Trump’s flashy business haul in China has little substance

The Associated Press

U.S. President Donald Trump, center, and Chinese President Xi Jinping, right, applaud during a business event between their two countries at the Great Hall of the People in Beijing on Thursday.

BloombergBEIJING/WASHINGTON (Bloomberg) — The headline number is impressive: A quarter-trillion dollars worth of deals from China that President Donald Trump can use to show he is creating opportunities for U.S. businesses and jobs for his base.

The reality, however, is that the roughly 15 agreements unveiled on Thursday are mostly non-binding memorandums of understanding and could take years to materialize — if they do at all. A day earlier, Commerce Secretary Wilbur Ross announced $9 billion of deals, many also MOUs with few details, rather than contracts.

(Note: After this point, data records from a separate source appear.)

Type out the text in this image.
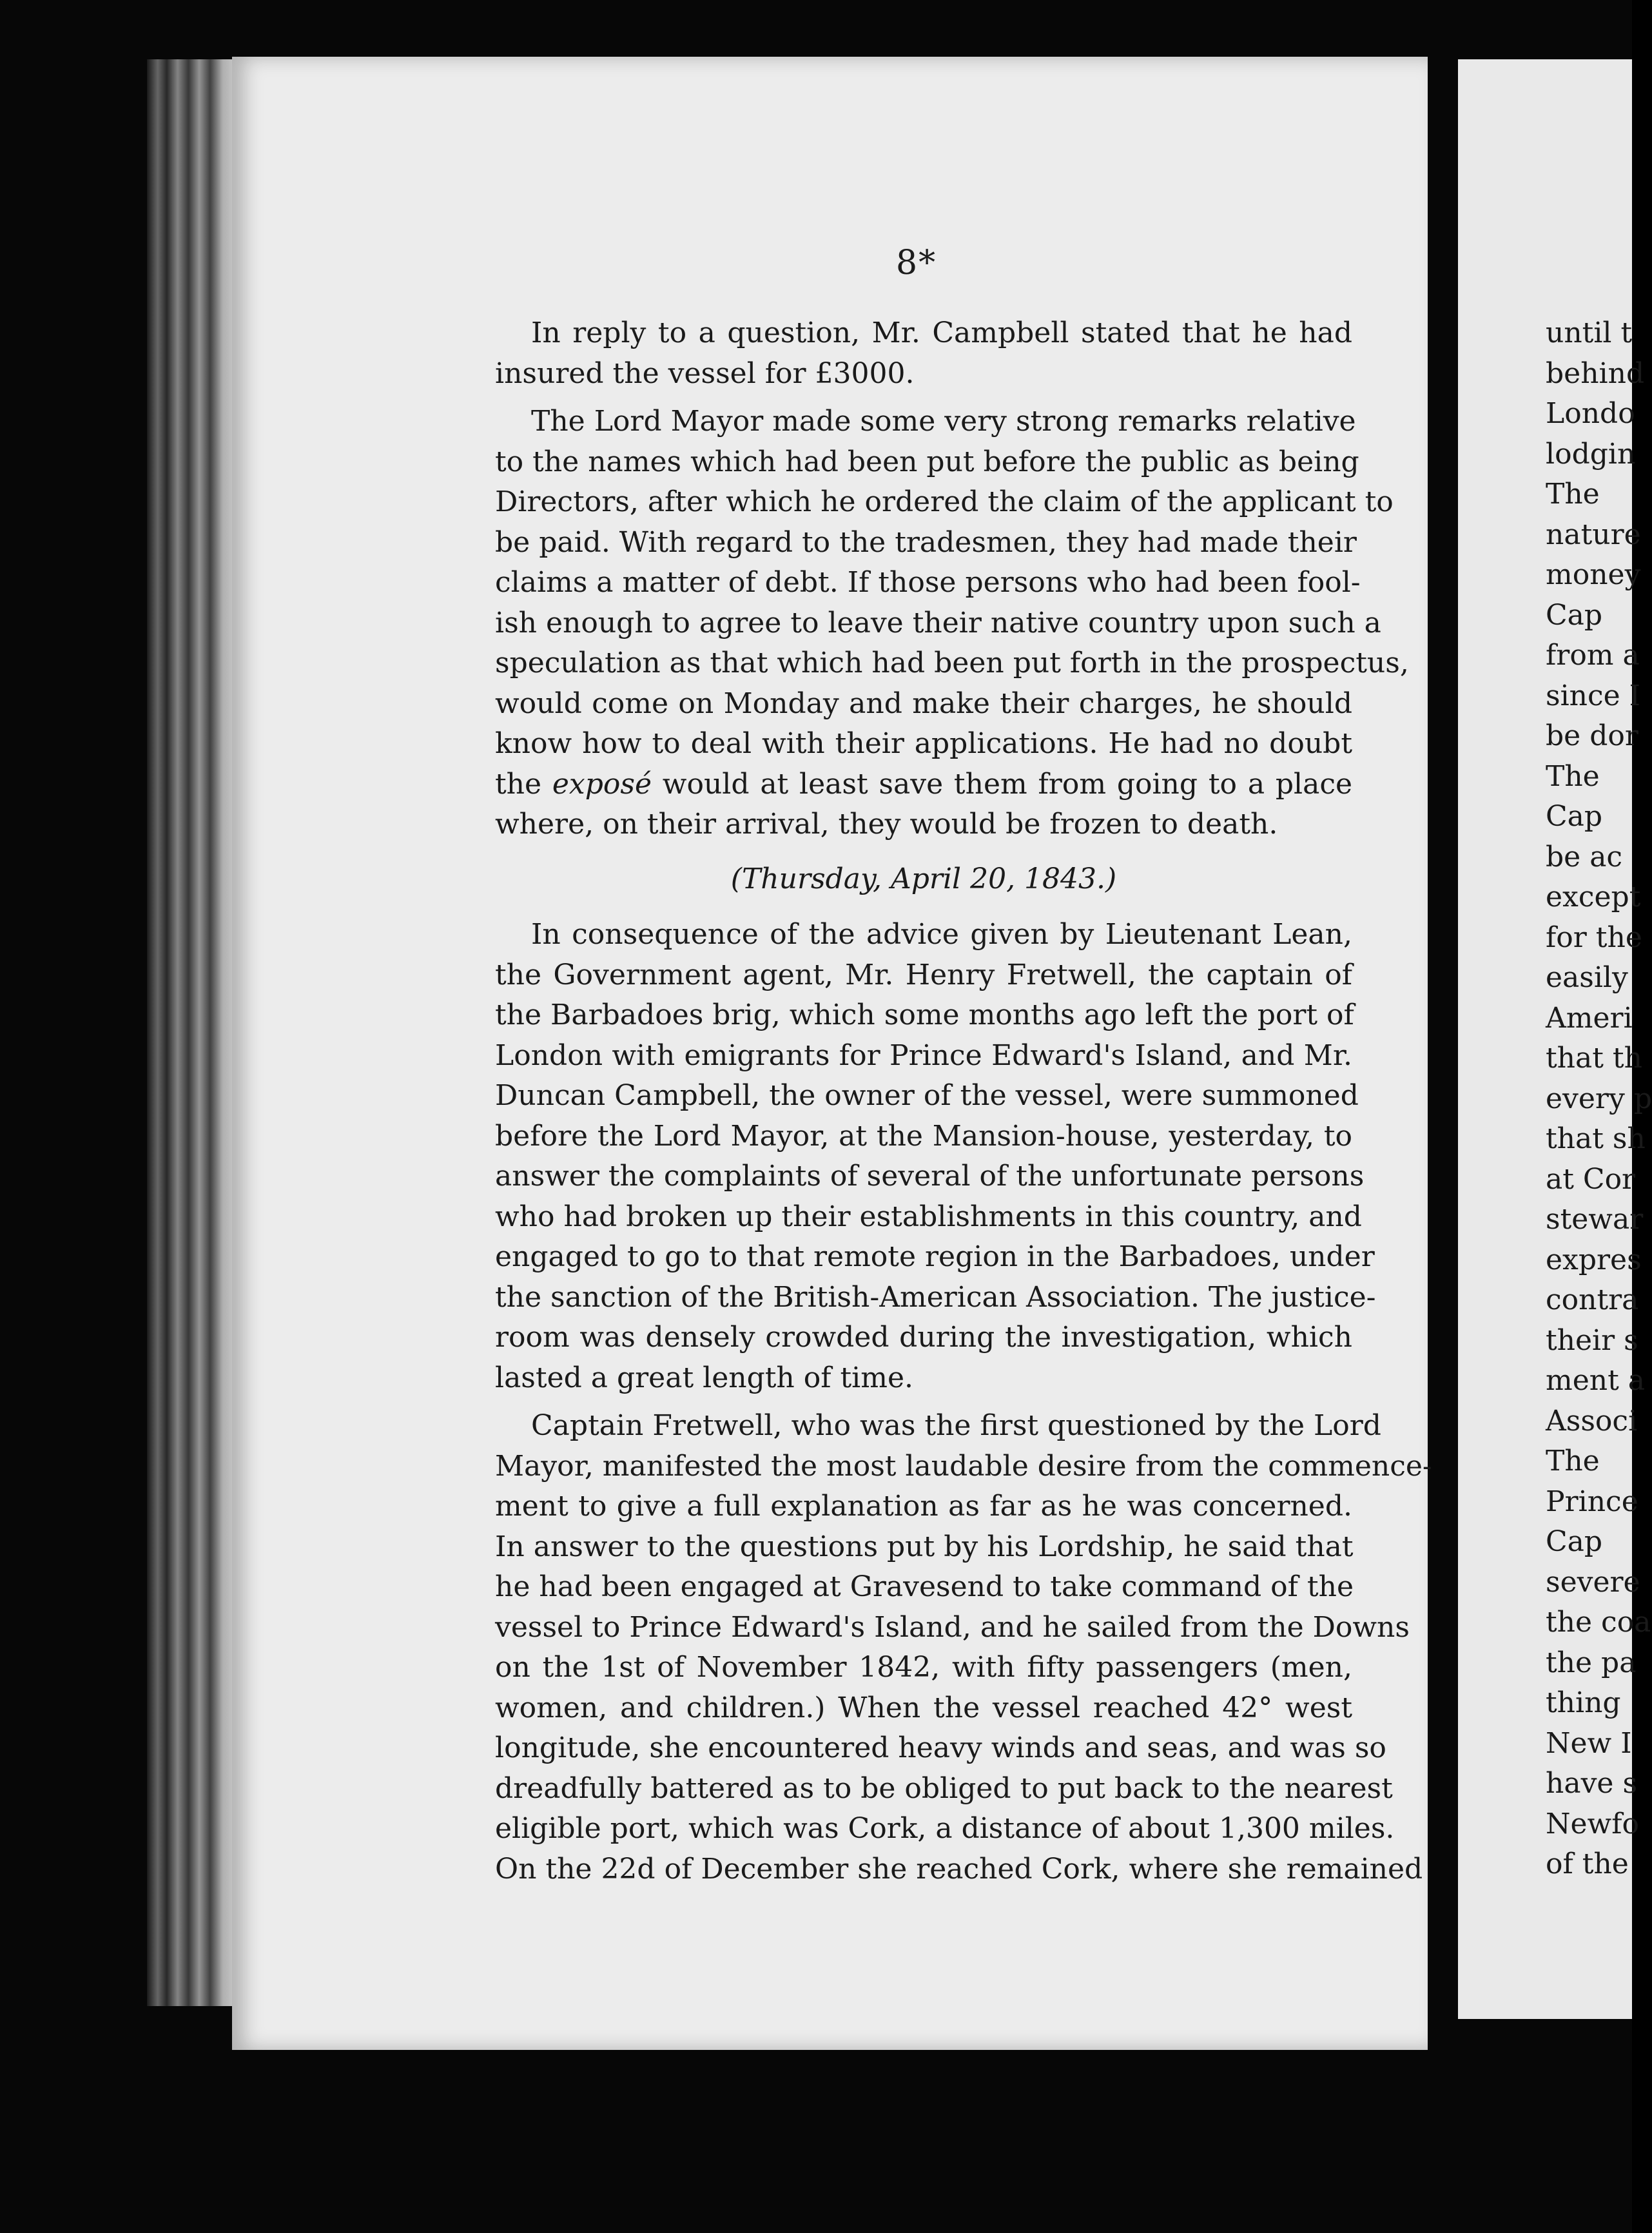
8*
In reply to a question, Mr. Campbell stated that he had
insured the vessel for £3000.
The Lord Mayor made some very strong remarks relative
to the names which had been put before the public as being
Directors, after which he ordered the claim of the applicant to
be paid. With regard to the tradesmen, they had made their
claims a matter of debt. If those persons who had been fool-
ish enough to agree to leave their native country upon such a
speculation as that which had been put forth in the prospectus,
would come on Monday and make their charges, he should
know how to deal with their applications. He had no doubt
the exposé would at least save them from going to a place
where, on their arrival, they would be frozen to death.
(Thursday, April 20, 1843.)
In consequence of the advice given by Lieutenant Lean,
the Government agent, Mr. Henry Fretwell, the captain of
the Barbadoes brig, which some months ago left the port of
London with emigrants for Prince Edward's Island, and Mr.
Duncan Campbell, the owner of the vessel, were summoned
before the Lord Mayor, at the Mansion-house, yesterday, to
answer the complaints of several of the unfortunate persons
who had broken up their establishments in this country, and
engaged to go to that remote region in the Barbadoes, under
the sanction of the British-American Association. The justice-
room was densely crowded during the investigation, which
lasted a great length of time.
Captain Fretwell, who was the first questioned by the Lord
Mayor, manifested the most laudable desire from the commence-
ment to give a full explanation as far as he was concerned.
In answer to the questions put by his Lordship, he said that
he had been engaged at Gravesend to take command of the
vessel to Prince Edward's Island, and he sailed from the Downs
on the 1st of November 1842, with fifty passengers (men,
women, and children.) When the vessel reached 42° west
longitude, she encountered heavy winds and seas, and was so
dreadfully battered as to be obliged to put back to the nearest
eligible port, which was Cork, a distance of about 1,300 miles.
On the 22d of December she reached Cork, where she remained
until t
behind
Londo
lodgin
The
nature
money
Cap
from a
since I
be dor
The
Cap
be ac
except
for the
easily
Ameri
that th
every p
that sh
at Cor
stewar
expres
contra
their s
ment a
Associ
The
Prince
Cap
severe
the coa
the pa
thing
New I
have s
Newfo
of the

“To me this is an old-style visit when you pile up all the deals you can to get a big number,” said James McGregor, China chairman of the consultancy APCO Worldwide. “This was normal when the U.S. and China were just building ties, but now China is a global business power and has very damaging industrial policies and this seems naive. This is all for show for President Trump to demonstrate his deal-making prowess.”

Both Trump and Chinese President Xi Jinping hailed the deals on Thursday, calling them examples of “win-win” cooperation between the world’s biggest economies. At the same time, Xi said that China would open its market according to its own “timetable and roadmap” while calling to respect each other’s “differences” — showing that Trump will find it harder to press him for substantive policy changes.

The noncommittal nature of many of the deals reflects a lack of planning or advance work ahead of Trump’s visit to pin down significant agreements or concessions from China, according to two administration officials who asked not to be identified to speak about private deliberations.

The officials pointed to the fact that there were no agreements on giving U.S. companies more access to Chinese markets, or opening up Chinese financial markets — something investors have been demanding for years.

One of the larger deals was a joint development agreement to advance a liquefied natural gas project in Alaska, involving the state-run Alaska Gasline Development Corp., Sinopec, the China Investment Corp. and the Bank of China. The project, which Alaska has pursued for years, would involve total investment of up to $43 billion.

A top Trump official pushed back on the lack of deliverables, saying that the president has successfully built solid relationships with Xi, Japanese Prime Minister Shinzo Abe and South Korean President Moon Jae In. These will help solve bigger problems in the future, the official said, asking not to be identified.